Quelle feste da ballo in galleria
La famiglia Odescalchi possedeva il Castello fin dall’inizio del XV secolo. Si dice che la dimora abbia ospitato il Cardinale Benedetto Odescalchi, che salì al soglio pontificio nel 1676 con il nome di Papa Innocenzo XI. La proprietà passò poi ai Parravicini, in seguito al matrimonio di Luigia Odescalchi con un Parravicini. Nel 1853 Luigia legò la proprietà a sua figlia adottiva (non avendo eredi naturali) Elisa Bottacin, che andò sposa al conte Coopmans de Yoldi. La nipote di Elisa, anch’ella di nome Elisa, sposa l’avvocato Carlo San Pietro, ultima famiglia a possedere il Castello prima degli Scalini.
Con i passaggi di proprietà vennero eseguite opere di ampliamento e di modernizzazione. Mi piace ricordare la trasformazione della torre, che divenne merlata non più a piccionaia.
Proseguo la mia visita alla riscoperta di due luoghi che meglio ricordavo: la lunga galleria interna e l’Oratorio, dedicato a Sant’Europia, annesso al Castello per il culto privato e, in epoca meno recente, anche per quello pubblico. La galleria lunga ventidue metri, ha un soffitto ligneo decorato con motivi geometrici e un fregio parietale che intercala gli stemmi Odescalchi a dipinti che raffigurano i possedimenti della famiglia o che ricordano i fasti della stessa, come il Castel Sant’Angelo a Roma per celebrare il pontificato di Innocenzo XI Odescalchi. Una festa da ballo – diventata ormai mitica nei miei ricordi – si svolse proprio in questa galleria: era l’anno in cui Modugno col suo “Nel blu dipinto di blu” aveva a Sanremo rivoluzionato la canzone italiana. L’interno dell’Oratorio è davvero molto interessante. Accanto all’altare sovrastato da una pala raffigurante l’Assunta, un gruppo scultoreo, eseguito da un Vela di Ligornetto, che rappresenta Luigia Odescalchi Parravicini, che tiene in mano un medaglione con le effigi del padre Tommaso e del marito a lei premorto. Inginocchiata è Elisa Bottacin, sua figlia adottiva, in atto di preghiera. Due lapidi: una in cui Luigia ricorda il padre Tommaso “di virtù domestiche civili e religiose esempio splendidissimo” 1844 e l’altra dedicata a Luigia da Elisa “figlia di adozione”.

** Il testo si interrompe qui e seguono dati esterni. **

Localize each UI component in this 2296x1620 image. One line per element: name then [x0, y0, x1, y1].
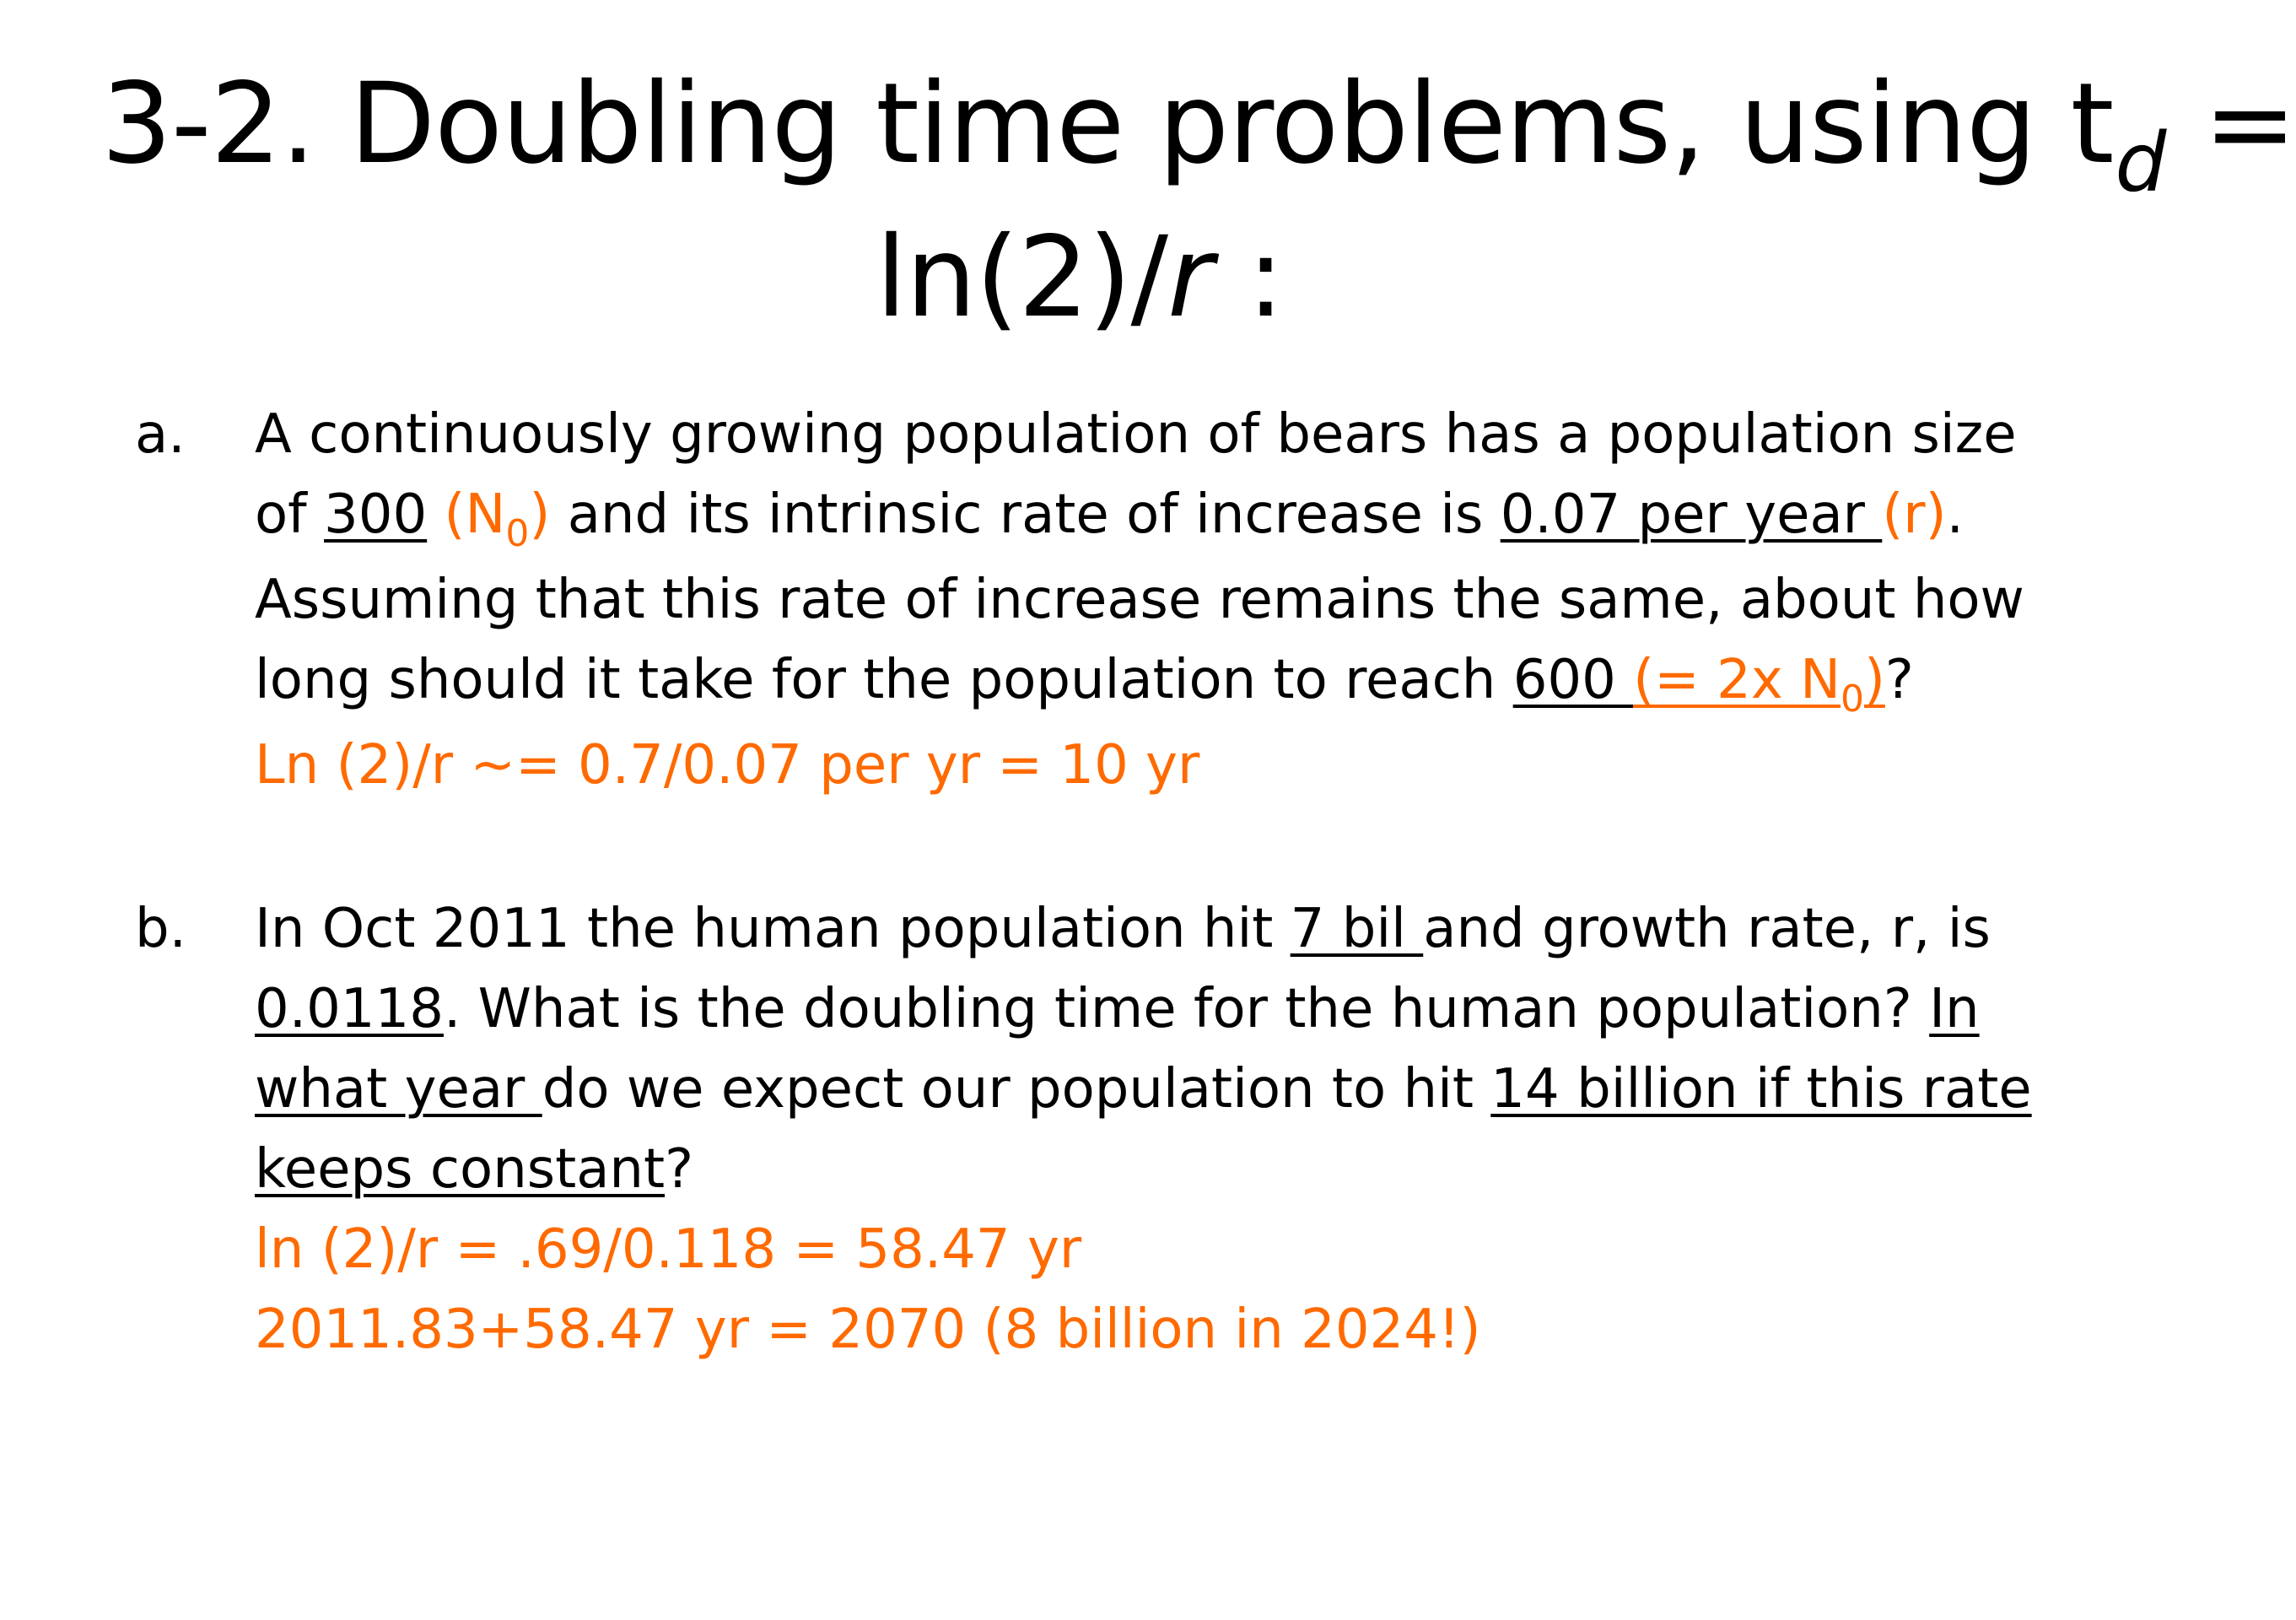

Dal gelo dell’Oratorio alla vita nel parco
Fa freddo nella chiesina sempre chiusa: raramente viene aperta e in occasione di cerimonie familiari, matrimoni o battesimi. Vi si respira un’aria di antico, mescolata ad un vago sentore di umidità e di polvere. Uscendo dalla penombra del luogo sacro che ha visto tante vite in un passato lontano, vite di privilegio alcune, vite umili altre – l’Oratorio era aperto anche al culto pubblico, come dicevo – mi sono sentita acutamente investire dalla bellezza del luogo, del parco sfavillante di luce, dei verdi intensi risciacquati dalla pioggia recente.
È una culla quella in cui sorge Castel Carnasino. Da una parte la collina intatta che ha solo una ferita: il grande ponte dell’ autostrada Milano Chiasso. Dal lato opposto alberi secolari, magnolie, palme, ippocastani, querce formano un grande schermo protettivo. Di fronte alla dimora scorci di panorama che fanno intravedere il lago e la città, ritagliati tra la fitta vegetazione. In mezzo alle piante altissime, un acero giapponese dalla chioma intensamente fulva: ed è con questa fiammata negli occhi che lascio il luogo magico, vera isola a Monte Olimpino.